Managers don’t always have the easiest time. From top-down pressure to deliver more with less and little time in which to do so, often with insufficient training to adequately prepare them for management. What’s often overlooked is that managers tend to be promoted into these positions based on performance and skills, but the skills that they have may not be enough to lead.
In learning and development environments, one frequently hears about managers not being supportive enough, communicating effectively, or creating the space for their teams to grow and learn. This leads to mistrust, not feeling valued or that team members are being micromanaged.
This may lead to managers being labelled as the ‘blocker’ or ‘the problem’, when more often than not, it’s the oversight of the organisation in terms of providing the right training to prepare employees to take up management positions.
With today’s digitally-enabled, flexible and possibly remote workforce, it’s more important than ever for managers to be equipped with the right skill-set in order to lead diverse and inter-generational teams.
Core capabilities for successful managers:
- Job knowledge: in order for managers to expect their teams to do a job, they need to understand that job. They need to ‘walk the talk’ and occasionally share the load in order to truly lead from the front and earn the respect of their team members.

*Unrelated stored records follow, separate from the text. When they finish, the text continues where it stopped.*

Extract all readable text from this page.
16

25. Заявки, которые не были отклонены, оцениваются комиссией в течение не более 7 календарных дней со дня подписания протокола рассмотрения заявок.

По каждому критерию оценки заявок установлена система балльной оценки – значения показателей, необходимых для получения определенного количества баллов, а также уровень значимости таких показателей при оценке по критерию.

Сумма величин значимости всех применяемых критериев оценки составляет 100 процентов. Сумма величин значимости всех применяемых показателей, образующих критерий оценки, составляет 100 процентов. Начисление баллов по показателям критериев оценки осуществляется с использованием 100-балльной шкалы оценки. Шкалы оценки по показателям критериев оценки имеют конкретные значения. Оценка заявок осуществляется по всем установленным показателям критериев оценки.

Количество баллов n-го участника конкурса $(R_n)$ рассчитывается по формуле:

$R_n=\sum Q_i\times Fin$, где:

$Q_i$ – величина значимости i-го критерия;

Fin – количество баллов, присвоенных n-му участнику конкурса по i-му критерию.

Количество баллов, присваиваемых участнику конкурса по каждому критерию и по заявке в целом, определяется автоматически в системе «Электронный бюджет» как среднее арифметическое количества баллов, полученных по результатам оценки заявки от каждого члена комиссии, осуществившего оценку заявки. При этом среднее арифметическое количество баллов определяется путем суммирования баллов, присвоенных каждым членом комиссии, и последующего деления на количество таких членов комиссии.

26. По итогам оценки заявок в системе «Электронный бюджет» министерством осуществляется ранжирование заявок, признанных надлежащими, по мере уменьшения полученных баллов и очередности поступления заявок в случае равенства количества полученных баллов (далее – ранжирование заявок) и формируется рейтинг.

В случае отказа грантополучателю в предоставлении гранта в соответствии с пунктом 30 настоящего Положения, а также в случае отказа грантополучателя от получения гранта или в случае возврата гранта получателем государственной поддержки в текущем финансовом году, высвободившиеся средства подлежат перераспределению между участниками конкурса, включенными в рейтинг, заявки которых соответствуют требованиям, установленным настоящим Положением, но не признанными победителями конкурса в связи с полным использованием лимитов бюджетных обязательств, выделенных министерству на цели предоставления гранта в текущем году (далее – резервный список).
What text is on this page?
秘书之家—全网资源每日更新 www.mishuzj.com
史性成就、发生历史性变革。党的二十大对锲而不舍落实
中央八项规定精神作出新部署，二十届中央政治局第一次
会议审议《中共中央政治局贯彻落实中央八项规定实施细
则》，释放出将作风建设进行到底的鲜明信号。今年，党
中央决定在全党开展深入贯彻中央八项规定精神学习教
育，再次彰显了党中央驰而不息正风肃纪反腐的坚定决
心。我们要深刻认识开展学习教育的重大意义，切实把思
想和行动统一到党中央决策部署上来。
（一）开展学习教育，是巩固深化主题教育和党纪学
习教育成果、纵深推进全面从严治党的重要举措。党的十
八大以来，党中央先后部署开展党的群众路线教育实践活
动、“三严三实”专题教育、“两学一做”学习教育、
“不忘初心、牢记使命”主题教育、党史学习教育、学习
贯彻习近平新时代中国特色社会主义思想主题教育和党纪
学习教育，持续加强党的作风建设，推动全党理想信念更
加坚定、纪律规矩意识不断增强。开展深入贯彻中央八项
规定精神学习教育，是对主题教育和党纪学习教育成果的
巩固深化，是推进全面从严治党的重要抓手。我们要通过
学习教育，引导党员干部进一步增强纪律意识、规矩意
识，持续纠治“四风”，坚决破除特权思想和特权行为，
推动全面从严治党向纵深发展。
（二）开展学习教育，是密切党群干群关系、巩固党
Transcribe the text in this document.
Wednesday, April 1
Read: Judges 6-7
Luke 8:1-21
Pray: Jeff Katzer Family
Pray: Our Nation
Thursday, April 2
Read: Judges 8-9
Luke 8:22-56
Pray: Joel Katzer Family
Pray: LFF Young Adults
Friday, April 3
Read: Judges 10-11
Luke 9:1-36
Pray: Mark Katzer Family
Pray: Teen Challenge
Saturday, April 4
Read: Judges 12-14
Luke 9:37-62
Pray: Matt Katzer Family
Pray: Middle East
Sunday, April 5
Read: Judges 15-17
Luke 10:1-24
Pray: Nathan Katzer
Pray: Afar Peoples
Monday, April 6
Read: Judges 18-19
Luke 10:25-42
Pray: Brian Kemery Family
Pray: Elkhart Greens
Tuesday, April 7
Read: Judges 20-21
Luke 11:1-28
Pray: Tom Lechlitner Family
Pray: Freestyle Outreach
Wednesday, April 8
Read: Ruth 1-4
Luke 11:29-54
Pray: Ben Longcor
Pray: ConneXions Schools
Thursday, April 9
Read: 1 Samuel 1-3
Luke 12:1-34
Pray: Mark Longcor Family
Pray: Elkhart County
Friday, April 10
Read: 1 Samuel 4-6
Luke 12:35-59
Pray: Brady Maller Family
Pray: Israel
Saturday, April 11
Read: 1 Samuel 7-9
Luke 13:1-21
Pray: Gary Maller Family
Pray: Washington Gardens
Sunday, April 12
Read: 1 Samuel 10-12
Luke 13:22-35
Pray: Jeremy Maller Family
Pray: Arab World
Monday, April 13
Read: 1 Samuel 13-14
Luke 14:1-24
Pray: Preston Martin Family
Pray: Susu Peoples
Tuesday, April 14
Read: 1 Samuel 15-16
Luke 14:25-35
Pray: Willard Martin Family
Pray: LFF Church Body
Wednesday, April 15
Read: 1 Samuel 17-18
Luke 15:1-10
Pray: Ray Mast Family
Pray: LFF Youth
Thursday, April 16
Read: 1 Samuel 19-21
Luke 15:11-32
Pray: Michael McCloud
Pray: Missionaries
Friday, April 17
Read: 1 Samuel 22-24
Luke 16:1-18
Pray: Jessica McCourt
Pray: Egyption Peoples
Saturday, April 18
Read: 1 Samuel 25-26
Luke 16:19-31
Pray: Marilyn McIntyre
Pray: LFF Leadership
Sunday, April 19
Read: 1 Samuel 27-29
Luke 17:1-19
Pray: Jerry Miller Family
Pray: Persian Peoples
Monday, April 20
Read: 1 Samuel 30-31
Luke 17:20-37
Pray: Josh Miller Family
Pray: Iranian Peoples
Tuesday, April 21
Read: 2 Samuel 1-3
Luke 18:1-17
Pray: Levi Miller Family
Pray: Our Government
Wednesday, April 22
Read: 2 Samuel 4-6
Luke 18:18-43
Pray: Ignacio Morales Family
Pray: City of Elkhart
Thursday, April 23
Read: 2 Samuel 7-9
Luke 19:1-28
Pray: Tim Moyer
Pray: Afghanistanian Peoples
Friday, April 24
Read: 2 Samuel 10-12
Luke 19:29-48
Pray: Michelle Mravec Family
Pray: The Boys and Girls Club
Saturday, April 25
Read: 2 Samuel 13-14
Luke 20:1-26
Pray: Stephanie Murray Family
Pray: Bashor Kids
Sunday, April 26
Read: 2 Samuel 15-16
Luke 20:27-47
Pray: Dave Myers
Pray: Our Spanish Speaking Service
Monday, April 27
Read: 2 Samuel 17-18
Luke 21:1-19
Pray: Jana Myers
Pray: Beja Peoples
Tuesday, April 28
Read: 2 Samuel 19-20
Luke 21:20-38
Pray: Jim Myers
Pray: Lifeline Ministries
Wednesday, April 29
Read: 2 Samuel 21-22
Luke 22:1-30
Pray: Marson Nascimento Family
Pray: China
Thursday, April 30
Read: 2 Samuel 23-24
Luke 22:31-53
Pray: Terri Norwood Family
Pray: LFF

- Coaching/mentoring skills: managers need to have the ability to provide the right support for their teams without micro-managing them. You need to trust them to do the job that they’ve been employed for whilst ensuring that their development requirements are being met.
- Communication skills: a manager is the bridge between leadership and people on the ground, so being able to adequately translate strategic information to a team is key and can largely determine the success of an organisation. Delegation skills are also imperative in large-scale organisations in order to meet challenging objectives.
- Connections: managers need to stay connected with their teams, peers and experts both inside and outside of the business. This is especially true for remote teams.
Being a manager is often a thankless and demanding role with the core focus being on ensuring that the team thrives and meets their own objectives and at the end of the day, this is the key to being successful in a management role.